El gigante asiático quiere atraer a los inversores extranjeros

China quiere ofrecer tranquilidad a los inversores, sobre todo extranjeros, para atraerlos a sus mercados locales. Con esta intención, la Comisión Reguladora del Mercado de Valores chino (CSRC, en inglés) ha enmendado hoy las normas que rigen a las empresas cotizadas para acercarlas un poco más a los códigos de buen gobierno empresarial occidentales.

El China Securities Journal explica hoy que las nuevas normas sustituyen a las aprobadas en 1997 y tratan de acercar China a los estándares internacionales, evitando el abuso de poder de algunos accionistas mayoritarios.

Entre los cambios más claros, la norma establece que la máxima autoridad en una empresa que cotiza en bolsa es la junta de accionistas -no su presidente, como hasta ahora- y cualquier decisión debe ser aprobada por ella.

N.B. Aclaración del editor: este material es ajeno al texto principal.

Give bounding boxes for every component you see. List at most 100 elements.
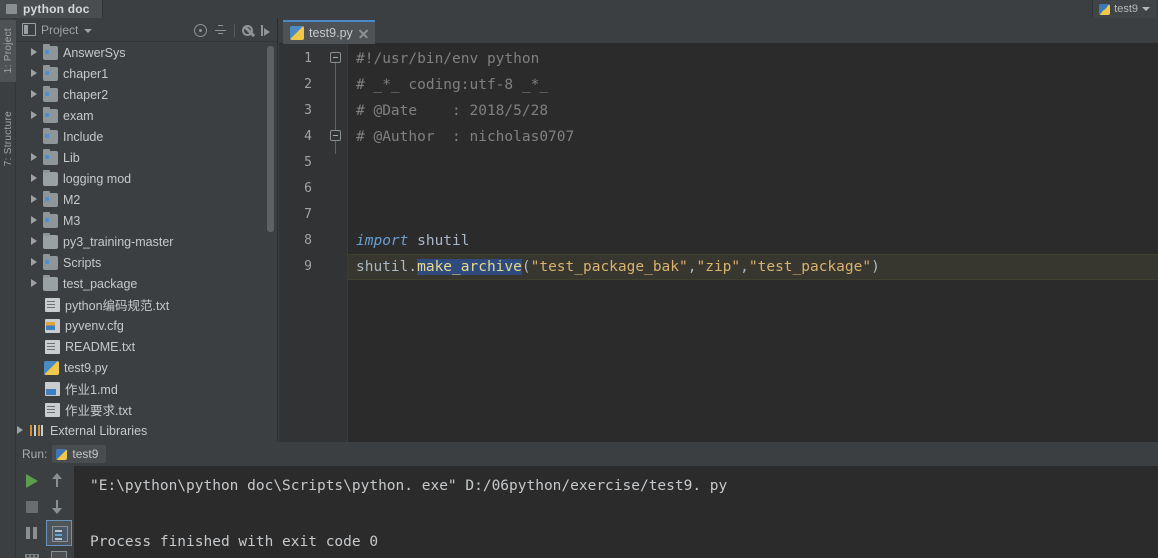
tree-item-label: test9.py — [64, 360, 108, 375]
chevron-right-icon[interactable] — [30, 153, 39, 162]
code-line[interactable]: # @Date : 2018/5/28 — [356, 98, 548, 124]
tree-item[interactable]: pyvenv.cfg — [16, 315, 278, 336]
chevron-right-icon[interactable] — [30, 237, 39, 246]
tree-item[interactable]: README.txt — [16, 336, 278, 357]
tree-item[interactable]: chaper2 — [16, 84, 278, 105]
code-line[interactable]: #!/usr/bin/env python — [356, 46, 539, 72]
sidebar-item-project[interactable]: 1: Project — [0, 20, 16, 82]
python-file-icon — [56, 448, 68, 460]
code-line[interactable]: # @Author : nicholas0707 — [356, 124, 574, 150]
console-scrollbar[interactable] — [1151, 466, 1158, 558]
project-tree-scrollbar[interactable] — [267, 46, 274, 232]
markdown-file-icon — [45, 381, 60, 396]
pause-button[interactable] — [19, 520, 45, 546]
chevron-right-icon[interactable] — [30, 90, 39, 99]
fold-collapse-icon[interactable] — [330, 130, 341, 141]
up-stack-button[interactable] — [46, 468, 72, 494]
editor-area: test9.py 1 2 3 4 5 6 7 8 9 #!/usr/bin/env python… — [279, 18, 1158, 442]
tree-item[interactable]: M3 — [16, 210, 278, 231]
chevron-right-icon[interactable] — [30, 258, 39, 267]
code-area[interactable]: 1 2 3 4 5 6 7 8 9 #!/usr/bin/env python # _*_ cod… — [279, 44, 1158, 442]
tree-item[interactable]: test9.py — [16, 357, 278, 378]
stop-button[interactable] — [19, 494, 45, 520]
line-number: 6 — [304, 181, 312, 196]
tree-item-label: pyvenv.cfg — [65, 318, 124, 333]
tree-item[interactable]: python编码规范.txt — [16, 294, 278, 315]
code-token: ( — [521, 259, 531, 275]
tree-item[interactable]: External Libraries — [16, 420, 278, 441]
hide-panel-icon[interactable] — [260, 24, 273, 37]
code-token: ) — [871, 259, 880, 275]
tree-item[interactable]: py3_training-master — [16, 231, 278, 252]
soft-wrap-button[interactable] — [46, 520, 72, 546]
tree-item[interactable]: chaper1 — [16, 63, 278, 84]
run-tab-test9[interactable]: test9 — [52, 445, 107, 463]
code-token: , — [740, 259, 749, 275]
chevron-down-icon[interactable] — [1142, 7, 1150, 11]
chevron-right-icon[interactable] — [30, 216, 39, 225]
play-icon — [26, 474, 38, 488]
tab-test9-py[interactable]: test9.py — [283, 20, 375, 44]
line-number: 8 — [304, 233, 312, 248]
project-title-tab[interactable]: python doc — [0, 0, 103, 18]
code-token: # _*_ coding:utf-8 _*_ — [356, 77, 549, 93]
code-folding-strip[interactable] — [320, 44, 348, 442]
chevron-right-icon[interactable] — [30, 48, 39, 57]
console-output[interactable]: "E:\python\python doc\Scripts\python. ex… — [74, 466, 1158, 558]
grid-icon — [25, 554, 39, 558]
tree-item-label: py3_training-master — [63, 234, 174, 249]
left-tool-strip: 1: Project 7: Structure — [0, 18, 16, 558]
tree-item[interactable]: M2 — [16, 189, 278, 210]
tree-item-label: README.txt — [65, 339, 136, 354]
tree-item[interactable]: Lib — [16, 147, 278, 168]
run-config-label: test9 — [1114, 3, 1138, 15]
chevron-right-icon[interactable] — [30, 111, 39, 120]
code-line[interactable]: import shutil — [356, 228, 470, 254]
chevron-right-icon[interactable] — [16, 426, 25, 435]
sidebar-item-label: 1: Project — [2, 28, 14, 74]
chevron-right-icon[interactable] — [30, 69, 39, 78]
print-button[interactable] — [46, 546, 72, 558]
chevron-right-icon[interactable] — [30, 279, 39, 288]
run-configuration-selector[interactable]: test9 — [1092, 0, 1156, 18]
toolbar-divider — [234, 23, 235, 37]
code-token: shutil. — [356, 259, 418, 275]
text-file-icon — [45, 297, 60, 312]
scroll-to-end-button[interactable] — [19, 546, 45, 558]
console-line: Process finished with exit code 0 — [90, 534, 379, 550]
chevron-right-icon[interactable] — [30, 195, 39, 204]
tree-item[interactable]: 作业要求.txt — [16, 399, 278, 420]
tree-item[interactable]: 作业1.md — [16, 378, 278, 399]
code-text[interactable]: #!/usr/bin/env python # _*_ coding:utf-8 … — [348, 44, 1158, 442]
editor-tab-bar: test9.py — [279, 18, 1158, 44]
project-panel-toolbar — [194, 18, 273, 42]
tree-item[interactable]: test_package — [16, 273, 278, 294]
tree-item-label: M3 — [63, 213, 81, 228]
code-token: #!/usr/bin/env python — [356, 51, 540, 67]
tree-item-label: exam — [63, 108, 94, 123]
code-token: make_archive — [417, 259, 522, 275]
scroll-from-source-icon[interactable] — [194, 23, 207, 37]
folder-plain-icon — [43, 232, 58, 249]
tree-item[interactable]: exam — [16, 105, 278, 126]
tree-item[interactable]: AnswerSys — [16, 42, 278, 63]
tree-item[interactable]: Scripts — [16, 252, 278, 273]
project-tree[interactable]: AnswerSys chaper1 chaper2 exam Include Lib log… — [16, 42, 278, 442]
chevron-right-icon[interactable] — [30, 174, 39, 183]
collapse-all-icon[interactable] — [214, 24, 227, 37]
down-stack-button[interactable] — [46, 494, 72, 520]
close-icon[interactable] — [358, 28, 369, 39]
rerun-button[interactable] — [19, 468, 45, 494]
code-line[interactable]: shutil.make_archive("test_package_bak","… — [356, 254, 880, 280]
code-line[interactable]: # _*_ coding:utf-8 _*_ — [356, 72, 548, 98]
code-token: "test_package_bak" — [530, 259, 688, 275]
line-number: 7 — [304, 207, 312, 222]
fold-collapse-icon[interactable] — [330, 52, 341, 63]
tree-item[interactable]: logging mod — [16, 168, 278, 189]
sidebar-item-structure[interactable]: 7: Structure — [0, 100, 16, 178]
tree-item[interactable]: Include — [16, 126, 278, 147]
code-token: shutil — [408, 233, 470, 249]
folder-module-icon — [43, 211, 58, 228]
chevron-down-icon[interactable] — [84, 28, 93, 33]
settings-gear-icon[interactable] — [242, 25, 253, 36]
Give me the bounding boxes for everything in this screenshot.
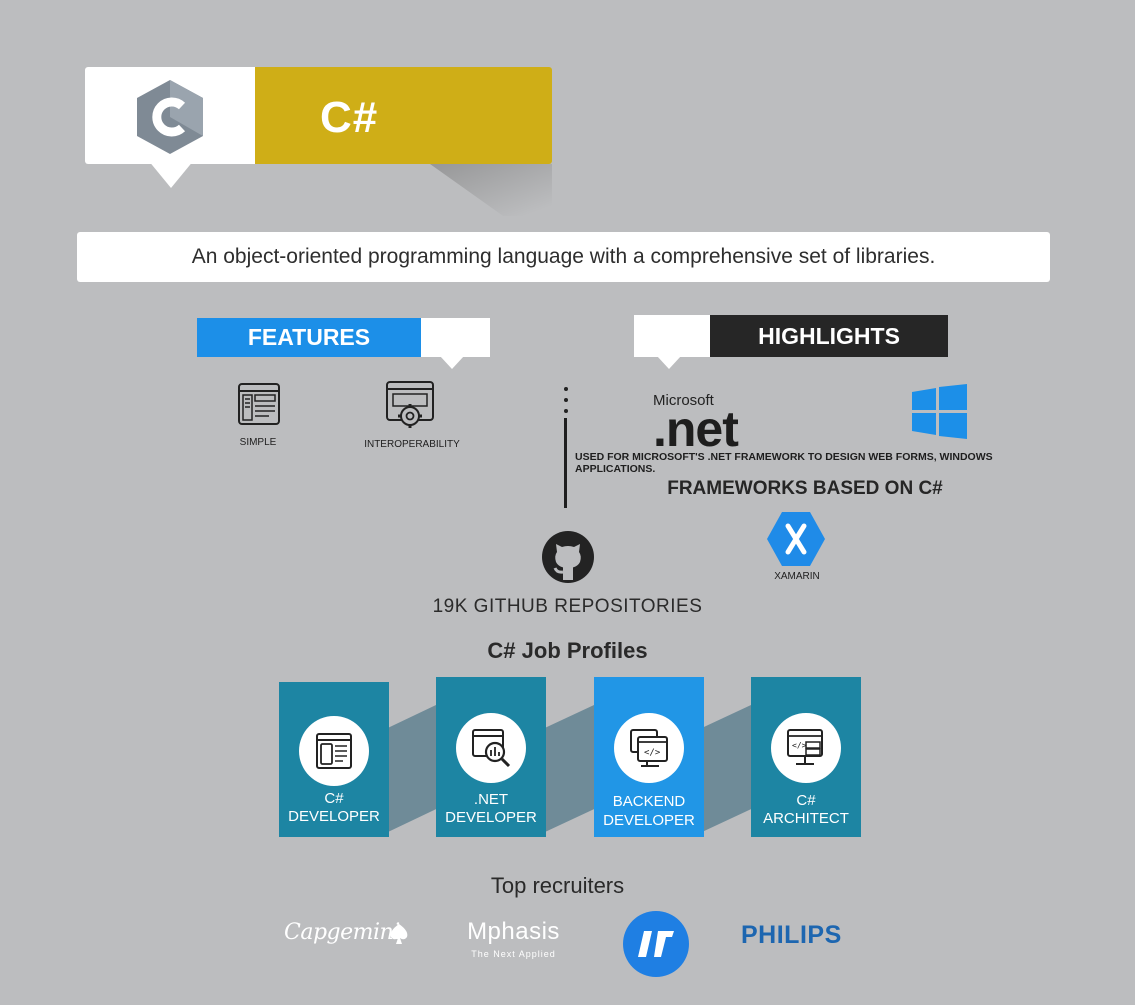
mobile-web-icon [316,733,352,769]
windows-logo-icon [912,384,967,439]
mphasis-tagline: The Next Applied [471,949,556,959]
highlights-banner: HIGHLIGHTS [710,315,948,357]
svg-text:</>: </> [644,748,661,758]
job-title-line2: DEVELOPER [288,808,380,825]
csharp-hexagon-icon [137,80,203,154]
job-icon-circle: </> [614,713,684,783]
job-icon-circle [456,713,526,783]
net-label: .net [653,401,739,457]
features-banner: FEATURES [197,318,421,357]
job-icon-circle: </> [771,713,841,783]
capgemini-logo: Capgemini [284,920,400,945]
simple-window-icon [238,383,280,425]
xamarin-label: XAMARIN [774,571,820,582]
header-pointer [148,160,194,188]
language-title: C# [320,93,379,142]
divider-line [564,418,567,508]
job-title-line1: BACKEND [612,793,686,810]
features-pointer [440,356,464,369]
feature-simple-label: SIMPLE [239,437,277,448]
job-profiles-title: C# Job Profiles [487,638,648,663]
svg-text:</>: </> [792,741,807,750]
job-title-line1: .NET [473,791,509,808]
highlights-banner-tab [634,315,710,357]
gear-window-icon [386,381,434,428]
lt-slash-icon [638,931,674,957]
language-description: An object-oriented programming language … [77,232,1050,282]
job-connector [702,705,751,832]
job-icon-circle [299,716,369,786]
job-card-csharp-developer: C# DEVELOPER [279,682,389,837]
analytics-magnifier-icon [472,729,511,768]
lt-logo [623,911,689,977]
job-title-line2: DEVELOPER [603,812,695,829]
job-connector [545,705,594,832]
header-title-panel [255,67,552,164]
job-title-line2: ARCHITECT [763,810,849,827]
job-card-backend-developer: </> BACKEND DEVELOPER [594,677,704,837]
top-recruiters-title: Top recruiters [490,873,625,898]
job-card-net-developer: .NET DEVELOPER [436,677,546,837]
job-title-line1: C# [796,792,816,809]
capgemini-spade-icon [390,924,408,944]
job-title-line1: C# [324,790,344,807]
job-card-csharp-architect: </> C# ARCHITECT [751,677,861,837]
github-octocat-icon [542,531,594,583]
highlights-pointer [657,356,681,369]
header-shadow [430,164,552,216]
feature-interoperability-label: INTEROPERABILITY [364,439,460,450]
divider-dots [564,387,568,420]
philips-logo: PHILIPS [741,921,842,949]
dotnet-logo: Microsoft .net [653,392,739,457]
features-banner-tab [421,318,490,357]
frameworks-title: FRAMEWORKS BASED ON C# [667,478,943,499]
mphasis-logo: Mphasis [467,918,560,945]
code-server-icon: </> [787,729,823,765]
job-title-line2: DEVELOPER [445,809,537,826]
dotnet-caption: USED FOR MICROSOFT'S .NET FRAMEWORK TO D… [575,451,993,475]
xamarin-logo-icon [767,512,825,566]
github-repositories-label: 19K GITHUB REPOSITORIES [432,596,703,617]
job-connector [388,705,436,832]
code-monitor-icon: </> [630,729,668,767]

Además, para evitar el control de la firma por parte de sus empleados o altos cargos, su representación en la junta se limitará a menos de la mitad de los directivos presentes.

Los accionistas no pueden votar en transacciones en las que estén implicados y sólo la junta puede seleccionar la firma auditora para la empresa.

Los miembros de la junta no podrán vender más del 25% de las acciones en su poder en un año y deberán esperar al menos un ejercicio después de la salida a bolsa de la empresa, o seis meses después de que el accionista salga de la junta.

En China hay en la actualidad unas 1.300 empresas que cotizan en las bolsas de Shanghai y Shenzhen, cuyos índices han caído en picado en los últimos seis años a raíz de la mala gestión, escasa transparencia y manipulación de precios del mercado.

El mercado de valores de Hong Kong, el más importante de China, se rige por otras normas, más internacionales, y atrae mucho más capital extranjero que las maltrechas bolsas locales.